As a matter of general principle, I’m leery of Google’s ongoing efforts to make itself an arbiter of content, particularly since its search engine has become utterly unusable for anything more complicated than finding the location of a store or doing price comparisons. I now regularly get first page results where over eight items don’t match my search parameters. So I’ve abandoned Google.
Google has teamed up with ProPublica, apparently to give the initiative a veneer of legitimacy, to develop a “hate crimes” database. As reported last week in TechCrunch:
Few things are certain in 2017’s fraught national climate, but hate certainly doesn’t look to be going away. In partnership with ProPublica, Google News Lab is launching a new tool to track hate crimes across America. Powered by machine learning, the Documenting Hate News Index will track reported hate crimes across all 50 states, collecting data from February 2017 onward.

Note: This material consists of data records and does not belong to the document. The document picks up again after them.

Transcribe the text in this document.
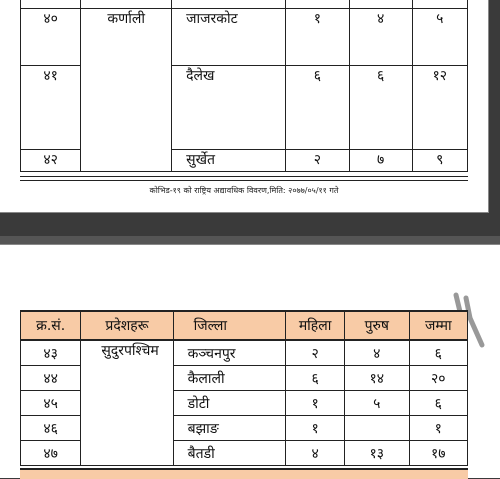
४०	कर्णाली	जाजरकोट	१	४	५
४१		दैलेख	६	६	१२
४२		सुर्खेत	२	७	९
कोभिड-१९ को राष्ट्रिय अद्यावधिक विवरण,मिति: २०७७/०५/११ गते
क्र.सं.	प्रदेशहरू	जिल्ला	महिला	पुरुष	जम्मा
४३	सुदुरपश्चिम	कञ्चनपुर	२	४	६
४४		कैलाली	६	१४	२०
४५		डोटी	१	५	६
४६		बझाङ	१		१
४७		बैतडी	४	१३	१७
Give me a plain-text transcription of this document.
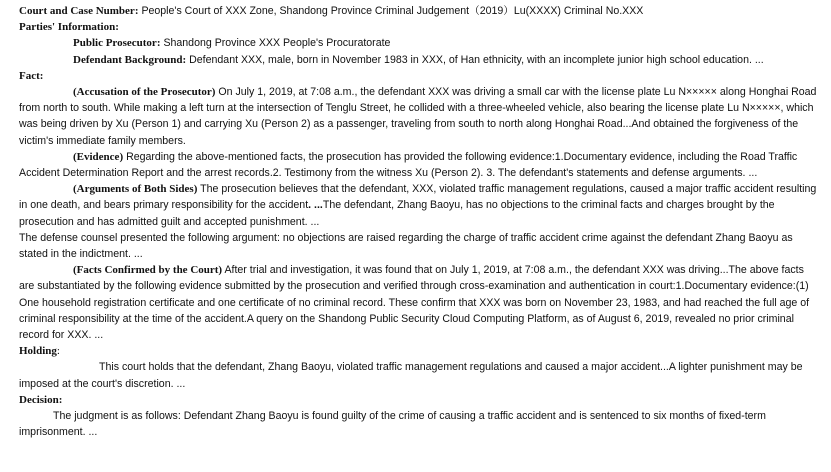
Court and Case Number: People's Court of XXX Zone, Shandong Province Criminal Judgement（2019）Lu(XXXX) Criminal No.XXX

Parties' Information:

Public Prosecutor: Shandong Province XXX People's Procuratorate

Defendant Background: Defendant XXX, male, born in November 1983 in XXX, of Han ethnicity, with an incomplete junior high school education. ...

Fact:

(Accusation of the Prosecutor) On July 1, 2019, at 7:08 a.m., the defendant XXX was driving a small car with the license plate Lu N××××× along Honghai Road from north to south. While making a left turn at the intersection of Tenglu Street, he collided with a three-wheeled vehicle, also bearing the license plate Lu N×××××, which was being driven by Xu (Person 1) and carrying Xu (Person 2) as a passenger, traveling from south to north along Honghai Road...And obtained the forgiveness of the victim's immediate family members.

(Evidence) Regarding the above-mentioned facts, the prosecution has provided the following evidence:1.Documentary evidence, including the Road Traffic Accident Determination Report and the arrest records.2. Testimony from the witness Xu (Person 2). 3. The defendant's statements and defense arguments. ...

(Arguments of Both Sides) The prosecution believes that the defendant, XXX, violated traffic management regulations, caused a major traffic accident resulting in one death, and bears primary responsibility for the accident. ...The defendant, Zhang Baoyu, has no objections to the criminal facts and charges brought by the prosecution and has admitted guilt and accepted punishment. ...

The defense counsel presented the following argument: no objections are raised regarding the charge of traffic accident crime against the defendant Zhang Baoyu as stated in the indictment. ...

(Facts Confirmed by the Court) After trial and investigation, it was found that on July 1, 2019, at 7:08 a.m., the defendant XXX was driving...The above facts are substantiated by the following evidence submitted by the prosecution and verified through cross-examination and authentication in court:1.Documentary evidence:(1) One household registration certificate and one certificate of no criminal record. These confirm that XXX was born on November 23, 1983, and had reached the full age of criminal responsibility at the time of the accident.A query on the Shandong Public Security Cloud Computing Platform, as of August 6, 2019, revealed no prior criminal record for XXX. ...

Holding:

This court holds that the defendant, Zhang Baoyu, violated traffic management regulations and caused a major accident...A lighter punishment may be imposed at the court's discretion. ...

Decision:

The judgment is as follows: Defendant Zhang Baoyu is found guilty of the crime of causing a traffic accident and is sentenced to six months of fixed-term imprisonment. ...
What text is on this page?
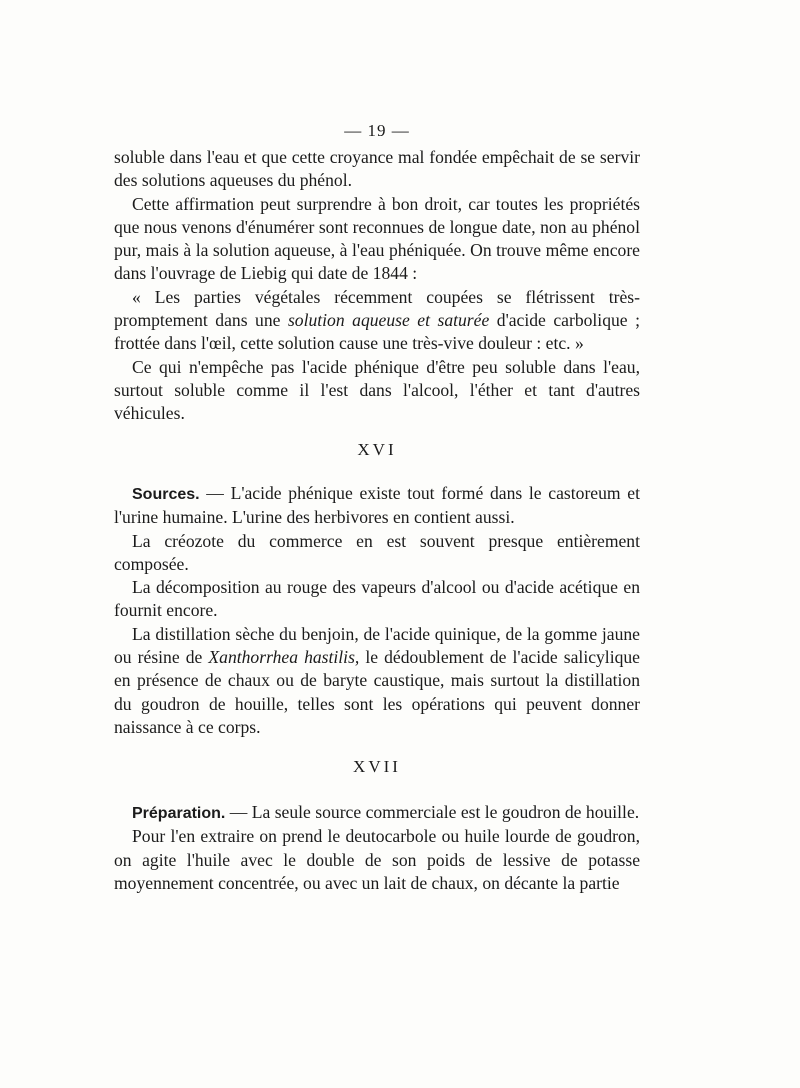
— 19 —

soluble dans l'eau et que cette croyance mal fondée empêchait de se servir des solutions aqueuses du phénol.

Cette affirmation peut surprendre à bon droit, car toutes les propriétés que nous venons d'énumérer sont reconnues de longue date, non au phénol pur, mais à la solution aqueuse, à l'eau phéniquée. On trouve même encore dans l'ouvrage de Liebig qui date de 1844 :

« Les parties végétales récemment coupées se flétrissent très-promptement dans une solution aqueuse et saturée d'acide carbolique ; frottée dans l'œil, cette solution cause une très-vive douleur : etc. »

Ce qui n'empêche pas l'acide phénique d'être peu soluble dans l'eau, surtout soluble comme il l'est dans l'alcool, l'éther et tant d'autres véhicules.

XVI

Sources. — L'acide phénique existe tout formé dans le castoreum et l'urine humaine. L'urine des herbivores en contient aussi.

La créozote du commerce en est souvent presque entièrement composée.

La décomposition au rouge des vapeurs d'alcool ou d'acide acétique en fournit encore.

La distillation sèche du benjoin, de l'acide quinique, de la gomme jaune ou résine de Xanthorrhea hastilis, le dédoublement de l'acide salicylique en présence de chaux ou de baryte caustique, mais surtout la distillation du goudron de houille, telles sont les opérations qui peuvent donner naissance à ce corps.

XVII

Préparation. — La seule source commerciale est le goudron de houille.

Pour l'en extraire on prend le deutocarbole ou huile lourde de goudron, on agite l'huile avec le double de son poids de lessive de potasse moyennement concentrée, ou avec un lait de chaux, on décante la partie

Data visualization studio Pitch Interactive helped craft the index, which collects Google News results and filters them through Google’s natural language analysis to extract geographic and contextual information. Because they are not catalogued in any kind of formal national database, a fact that inspired the creation of the index to begin with, Google calls the project a “starting point” for the documentation and study of hate crimes. While the FBI is legally required to document hate crimes at the federal level, state and local authorities often fail to report their own incidents, making the data incomplete at best.